Die Kritik Amérys traf im Kern nicht die Sprache Adornos, die sie zitiert, sondern die ihrer Adepten, die sie verballhornten. Denn was Améry hier wesentlich als Jargon galt, war ein neues geschwätziges Schweigen über die Täter, Mitläufer und Zuschauer der politischen Verbrechen; dass eine missratene Dialektik die Unterschiede zwischen Opfern und Tätern verwische, indem sie immer nur vom Ganzen als dem Unwahren schwadroniere. Und die Rezeption von Adornos Texten ging wirklich in diese Richtung.
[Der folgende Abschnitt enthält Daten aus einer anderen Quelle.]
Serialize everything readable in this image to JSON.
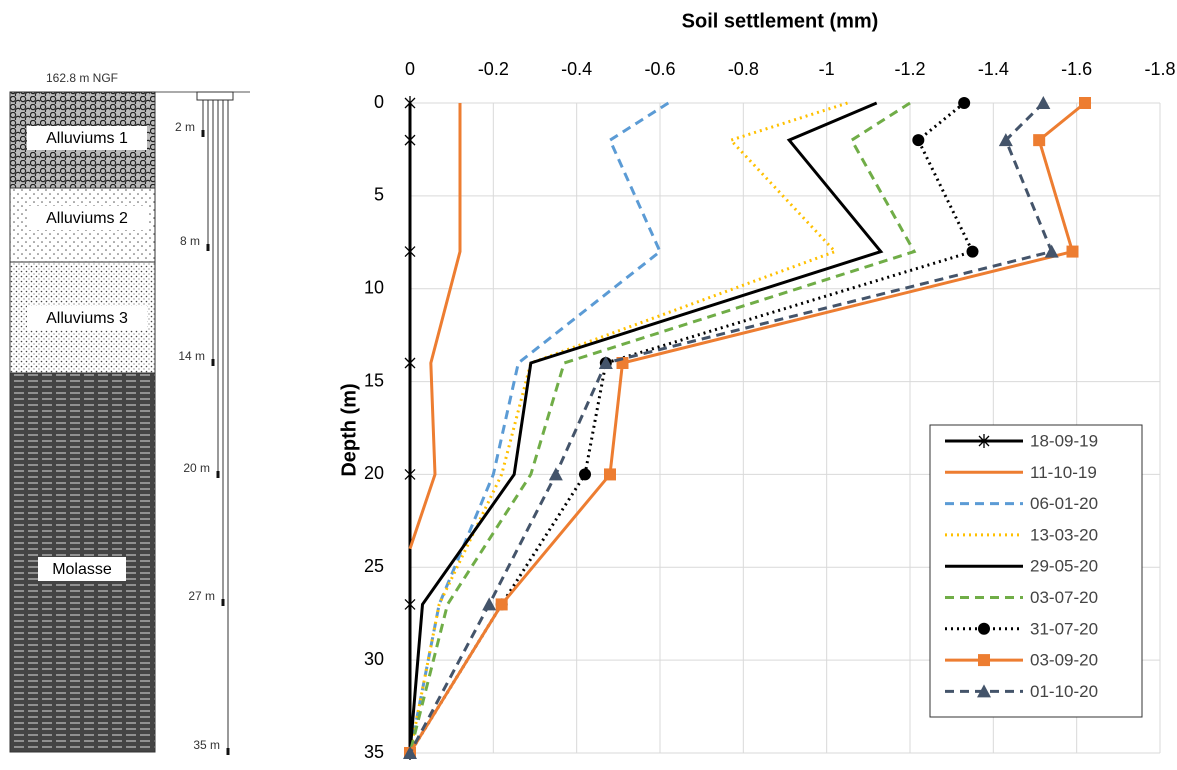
{
  "profile": {
    "datum": "162.8 m NGF",
    "layers": [
      "Alluviums 1",
      "Alluviums 2",
      "Alluviums 3",
      "Molasse"
    ],
    "sensor_labels": [
      "2 m",
      "8 m",
      "14 m",
      "20 m",
      "27 m",
      "35 m"
    ]
  },
  "chart_data": {
    "type": "line",
    "title": "Soil settlement (mm)",
    "y_label": "Depth (m)",
    "xlim": [
      0,
      -1.8
    ],
    "xticks": [
      0,
      -0.2,
      -0.4,
      -0.6,
      -0.8,
      -1,
      -1.2,
      -1.4,
      -1.6,
      -1.8
    ],
    "ylim": [
      0,
      35
    ],
    "yticks": [
      0,
      5,
      10,
      15,
      20,
      25,
      30,
      35
    ],
    "y_reversed": true,
    "grid": true,
    "legend": "lower right",
    "series": [
      {
        "name": "18-09-19",
        "color": "#000000",
        "dash": "solid",
        "marker": "star",
        "depths": [
          0,
          2,
          8,
          14,
          20,
          27,
          35
        ],
        "values": [
          0,
          0,
          0,
          0,
          0,
          0,
          0
        ]
      },
      {
        "name": "11-10-19",
        "color": "#ED7D31",
        "dash": "solid",
        "marker": "none",
        "depths": [
          0,
          2,
          8,
          14,
          20,
          24
        ],
        "values": [
          -0.12,
          -0.12,
          -0.12,
          -0.05,
          -0.06,
          0
        ]
      },
      {
        "name": "06-01-20",
        "color": "#5B9BD5",
        "dash": "dash",
        "marker": "none",
        "depths": [
          0,
          2,
          8,
          14,
          20,
          27,
          35
        ],
        "values": [
          -0.62,
          -0.48,
          -0.6,
          -0.26,
          -0.2,
          -0.07,
          0
        ]
      },
      {
        "name": "13-03-20",
        "color": "#FFC000",
        "dash": "dot",
        "marker": "none",
        "depths": [
          0,
          2,
          8,
          14,
          20,
          27,
          35
        ],
        "values": [
          -1.05,
          -0.77,
          -1.02,
          -0.29,
          -0.22,
          -0.07,
          0
        ]
      },
      {
        "name": "29-05-20",
        "color": "#000000",
        "dash": "solid",
        "marker": "none",
        "depths": [
          0,
          2,
          8,
          14,
          20,
          27,
          35
        ],
        "values": [
          -1.12,
          -0.91,
          -1.13,
          -0.29,
          -0.25,
          -0.03,
          0
        ]
      },
      {
        "name": "03-07-20",
        "color": "#70AD47",
        "dash": "dash",
        "marker": "none",
        "depths": [
          0,
          2,
          8,
          14,
          20,
          27,
          35
        ],
        "values": [
          -1.2,
          -1.06,
          -1.21,
          -0.37,
          -0.29,
          -0.09,
          0
        ]
      },
      {
        "name": "31-07-20",
        "color": "#000000",
        "dash": "dot",
        "marker": "circle",
        "depths": [
          0,
          2,
          8,
          14,
          20,
          27,
          35
        ],
        "values": [
          -1.33,
          -1.22,
          -1.35,
          -0.47,
          -0.42,
          -0.22,
          0
        ]
      },
      {
        "name": "03-09-20",
        "color": "#ED7D31",
        "dash": "solid",
        "marker": "square",
        "depths": [
          0,
          2,
          8,
          14,
          20,
          27,
          35
        ],
        "values": [
          -1.62,
          -1.51,
          -1.59,
          -0.51,
          -0.48,
          -0.22,
          0
        ]
      },
      {
        "name": "01-10-20",
        "color": "#44546A",
        "dash": "dash",
        "marker": "triangle",
        "depths": [
          0,
          2,
          8,
          14,
          20,
          27,
          35
        ],
        "values": [
          -1.52,
          -1.43,
          -1.54,
          -0.47,
          -0.35,
          -0.19,
          0
        ]
      }
    ]
  }
}
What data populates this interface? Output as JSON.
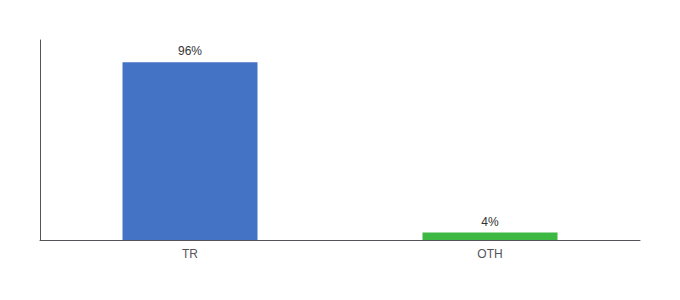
{
  "chart_data": {
    "type": "bar",
    "categories": [
      "TR",
      "OTH"
    ],
    "values": [
      96,
      4
    ],
    "value_labels": [
      "96%",
      "4%"
    ],
    "colors": [
      "#4472c4",
      "#3cb843"
    ],
    "ylim": [
      0,
      108
    ],
    "data_labels": true,
    "tick_labels": "x",
    "grid": false
  }
}
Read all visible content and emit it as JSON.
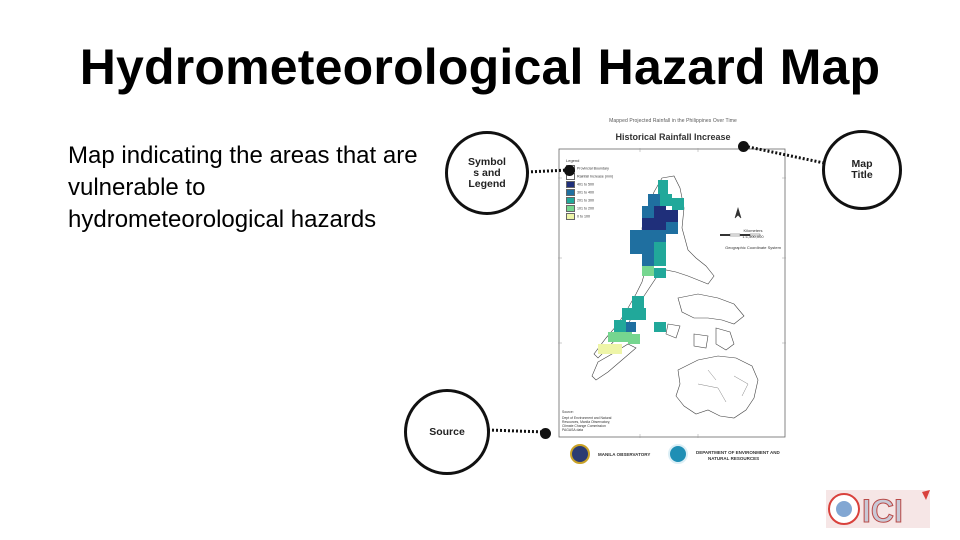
{
  "slide": {
    "title": "Hydrometeorological Hazard Map",
    "body": "Map indicating the areas that are vulnerable to hydrometeorological hazards"
  },
  "map": {
    "header": "Mapped Projected Rainfall in the Philippines Over Time",
    "title": "Historical Rainfall Increase",
    "legend_title": "Legend",
    "legend_items": [
      {
        "label": "Provincial Boundary",
        "color": "#ffffff"
      },
      {
        "label": "Rainfall Increase (mm)",
        "color": "#ffffff"
      },
      {
        "label": "401 to 500",
        "color": "#1f2f7a"
      },
      {
        "label": "301 to 400",
        "color": "#1f6fa0"
      },
      {
        "label": "201 to 300",
        "color": "#21a89a"
      },
      {
        "label": "101 to 200",
        "color": "#76d68f"
      },
      {
        "label": "0 to 100",
        "color": "#eef5a8"
      }
    ],
    "scale_label": "Kilometers",
    "scale_ratio": "1:1,500,000",
    "projection": "Geographic Coordinate System",
    "source_title": "Source:",
    "source_lines": [
      "Dept of Environment and Natural",
      "Resources, Manila Observatory,",
      "Climate Change Commission",
      "PAGASA data"
    ],
    "footer_left": "MANILA OBSERVATORY",
    "footer_right_1": "DEPARTMENT OF ENVIRONMENT AND",
    "footer_right_2": "NATURAL RESOURCES"
  },
  "callouts": {
    "legend": "Symbol s and Legend",
    "title": "Map Title",
    "source": "Source"
  },
  "colors": {
    "darkest": "#1f2f7a",
    "dark": "#1f6fa0",
    "mid": "#21a89a",
    "light": "#76d68f",
    "lightest": "#eef5a8",
    "callout_border": "#111111",
    "logo_red": "#d9413c",
    "logo_blue": "#2f6db5"
  },
  "logo_text": "ICI"
}
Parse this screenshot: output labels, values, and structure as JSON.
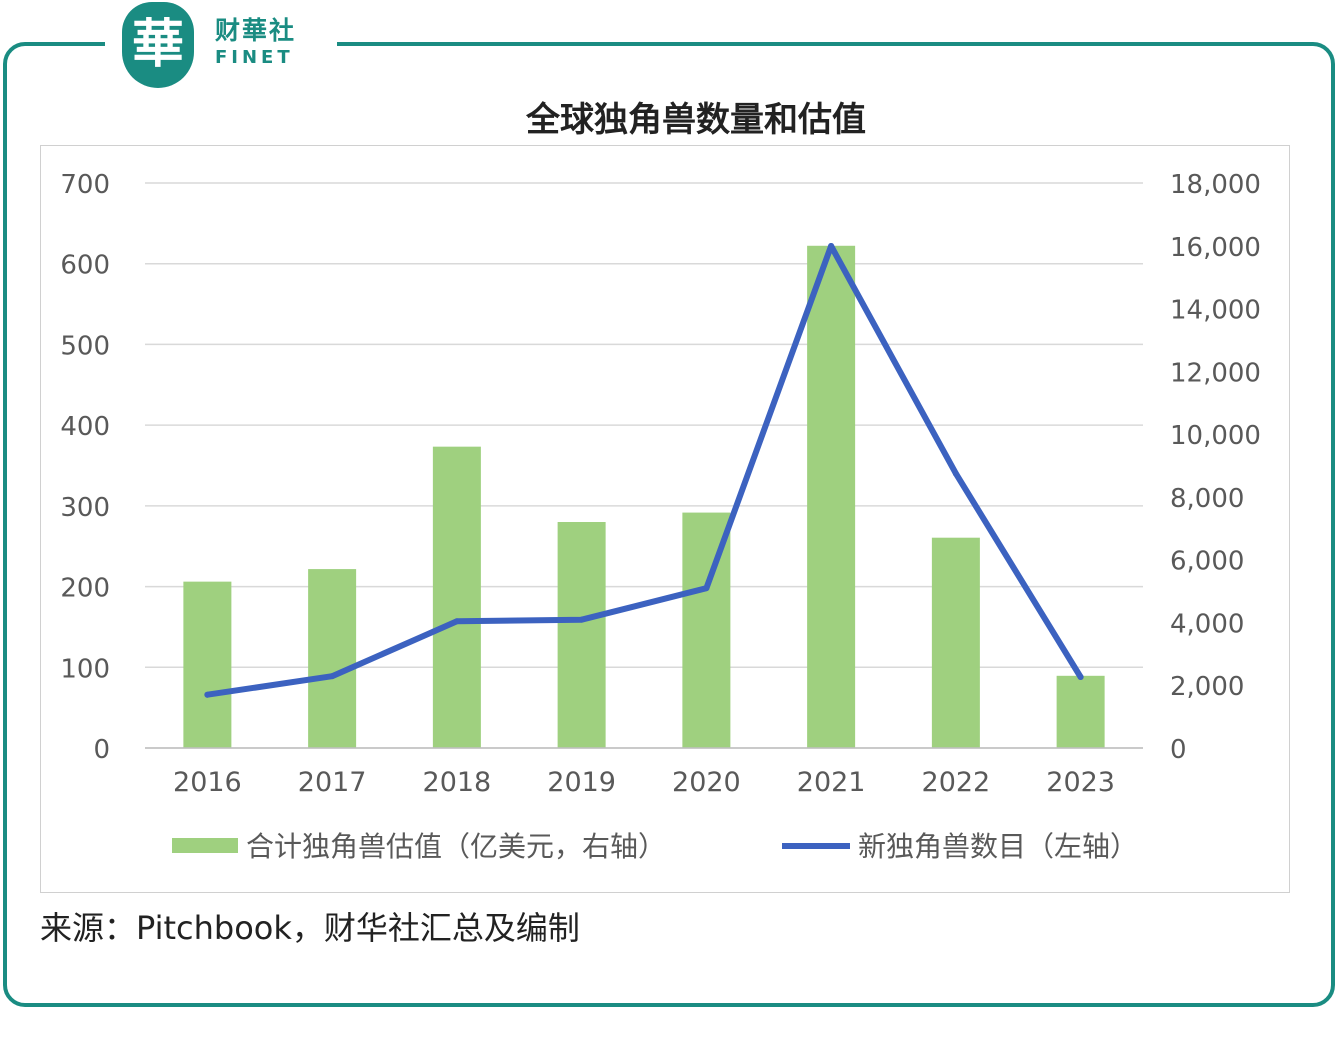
{
  "logo": {
    "cn": "财華社",
    "en": "FINET",
    "badge_char": "華"
  },
  "title": "全球独角兽数量和估值",
  "source": "来源：Pitchbook，财华社汇总及编制",
  "colors": {
    "frame": "#1a8c82",
    "bar": "#9fd07f",
    "line": "#3c62c0",
    "grid": "#d9d9d9",
    "axis_text": "#595959"
  },
  "chart_data": {
    "type": "bar",
    "categories": [
      "2016",
      "2017",
      "2018",
      "2019",
      "2020",
      "2021",
      "2022",
      "2023"
    ],
    "series": [
      {
        "name": "合计独角兽估值（亿美元，右轴）",
        "type": "bar",
        "axis": "right",
        "values": [
          5300,
          5700,
          9600,
          7200,
          7500,
          16000,
          6700,
          2300
        ]
      },
      {
        "name": "新独角兽数目（左轴）",
        "type": "line",
        "axis": "left",
        "values": [
          66,
          89,
          157,
          159,
          198,
          622,
          340,
          88
        ]
      }
    ],
    "y_left": {
      "min": 0,
      "max": 700,
      "ticks": [
        "0",
        "100",
        "200",
        "300",
        "400",
        "500",
        "600",
        "700"
      ]
    },
    "y_right": {
      "min": 0,
      "max": 18000,
      "ticks": [
        "0",
        "2,000",
        "4,000",
        "6,000",
        "8,000",
        "10,000",
        "12,000",
        "14,000",
        "16,000",
        "18,000"
      ]
    },
    "grid": true,
    "legend_position": "bottom"
  }
}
Die inneren Widersprüche der kritischen Theorie zur Sprache zu bringen, hatte kaum jemand Interesse oder Mut — und so entstand aus ihr ein Jargon, den auch schnoddrige Spiegel-Redakteure und dümmliche Universitätsdozenten spielend handhaben konnten.

Aber zum Glück gab es auch die Seminare und Vorlesungen von Paul Stefanek. Er war zu dieser Zeit vielleicht überhaupt der einzige in Wien, der die kritische Theorie in der Reflexion ihrer eigenen Widersprüche vermitteln konnte (und woanders war die Situation kaum besser, auch nicht in Westberlin, wie ich erfahren musste). Wie merkwürdig eigentlich, dass er Theaterwissenschaft lehrte. Nicht zufällig war Stefanek auch der einzige, der am Institut mit der Ordinaria Dietrich in einen offenen Konflikt trat, so dass er nicht mehr ins postnazistische Gefolge passte, dem Birbaumer, Greisenegger, Haider-Pregler weiterhin zugehörten. Da war plötzlich eine andere Sprache, eine, die Adorno vom Jargon seiner Nachahmer befreite und zugleich die Möglichkeiten in Erinnerung rief, die in den Schriften Peter Szondis, Walter Benjamins und des jungen Georg Lukács dem Denken und Urteilen eröffnet werden: kritische Reflexion der Begriffe, womit sich allein der Zusammenhang der Gesellschaft darstellen ließ, ohne ihm unterschiedslos alles zu subsumieren. Es verhielt sich also nicht so, dass es bei Stefanek den Schwerpunkt Nationalsozialismus gegeben hätte; es war nur die Art seiner Ausführungen und der Diskussionen, in die man mit ihm geraten konnte, die es geradezu unmöglich machte, sich nicht die Frage zu stellen, woher das wahnhafte herrschende Bewusstsein und die falsche Einheit der Gesellschaft kamen.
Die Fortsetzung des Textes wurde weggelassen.